Maybe it's convenience. In a country where Wal-Mart is king, and where shoppers can park their Humvees and load up on anything from linseed oil to lawnmowers, Whole Foods Market's more 'rustic' approach is considered a breath of fresh air. A Whole Foods Market store, for example, has little, if any, strip lighting. But you can still pay for all the goods in one go, with a credit card.

Or maybe it's the celebrity factor. Countless celebrities shop at Whole Foods. It's evidently contagious.

Much of the food comes packaged in clear plastic boxes so that you can see what you are buying. Other items, such as nuts and coffee, are served loose so you can choose how much you want. Pile it high, sell it cheap it isn't.

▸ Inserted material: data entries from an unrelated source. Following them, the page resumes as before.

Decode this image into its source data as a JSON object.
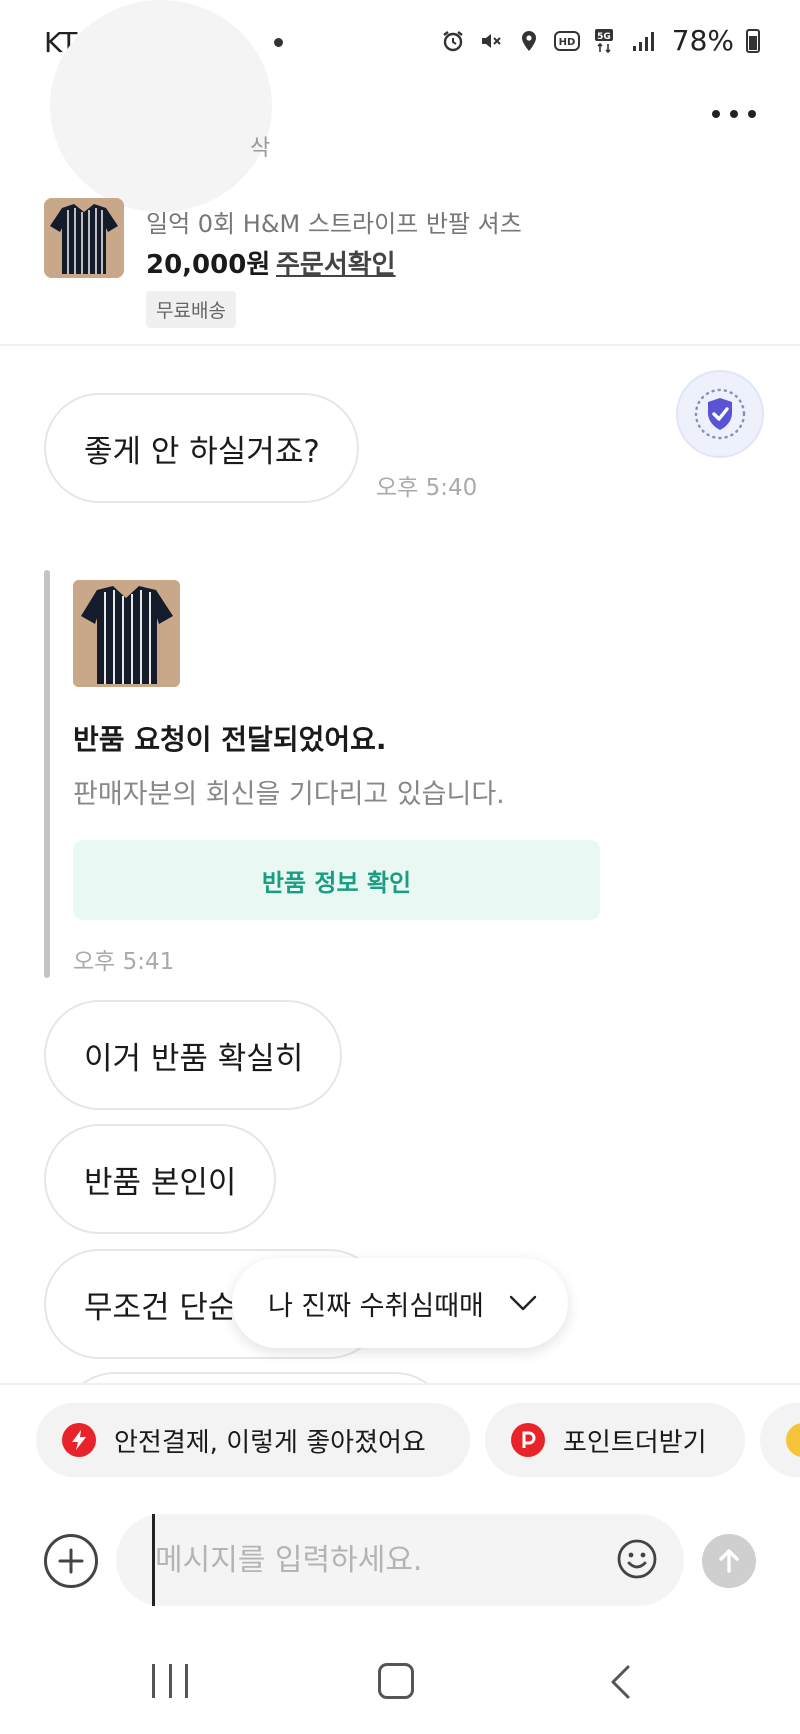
{
  "status_bar": {
    "carrier": "KT",
    "battery": "78%"
  },
  "header": {
    "seller_sub": "삭"
  },
  "product": {
    "title": "일억 0회 H&M 스트라이프 반팔 셔츠",
    "price": "20,000원",
    "order_link": "주문서확인",
    "shipping_badge": "무료배송"
  },
  "messages": {
    "m1": {
      "text": "좋게 안 하실거죠?",
      "time": "오후 5:40"
    },
    "m2": {
      "text": "이거 반품 확실히"
    },
    "m3": {
      "text": "반품 본인이"
    },
    "m4": {
      "text": "무조건 단순"
    }
  },
  "system_card": {
    "title": "반품 요청이 전달되었어요.",
    "description": "판매자분의 회신을 기다리고 있습니다.",
    "button_label": "반품 정보 확인",
    "time": "오후 5:41"
  },
  "floating_chip": {
    "text": "나 진짜 수취심때매"
  },
  "promos": {
    "p1": "안전결제, 이렇게 좋아졌어요",
    "p2": "포인트더받기"
  },
  "composer": {
    "placeholder": "메시지를 입력하세요."
  },
  "colors": {
    "accent_green": "#1a9e83",
    "accent_purple": "#5b53d6",
    "promo_red": "#e8232a"
  }
}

In essence, it is a very un-American enterprise, which will surely work in its favour when it crosses the pond. It should slip effortlessly into the UK fine food market, with a similar feel to Harrods' 102 c-store concept, the look of Harvey Nichols food hall and a ready meals section to rival any inner city Marks & Spencer. The fact its opening store sits on the old Barkers site, a store still held in affection by many Londoners, will also help.

Whole Foods Market also has a strong pedigree. It has taken the top spot in our World's Greatest Food

Retailers survey two years in succession. Of course, its success in the UK is not a foregone conclusion. We Brits are a discerning lot and have very high standards. But the buzz that already surrounds the new store is palpable. If this can be translated into regular footfall, and doesn't just rely on Americans, it could be a huge success.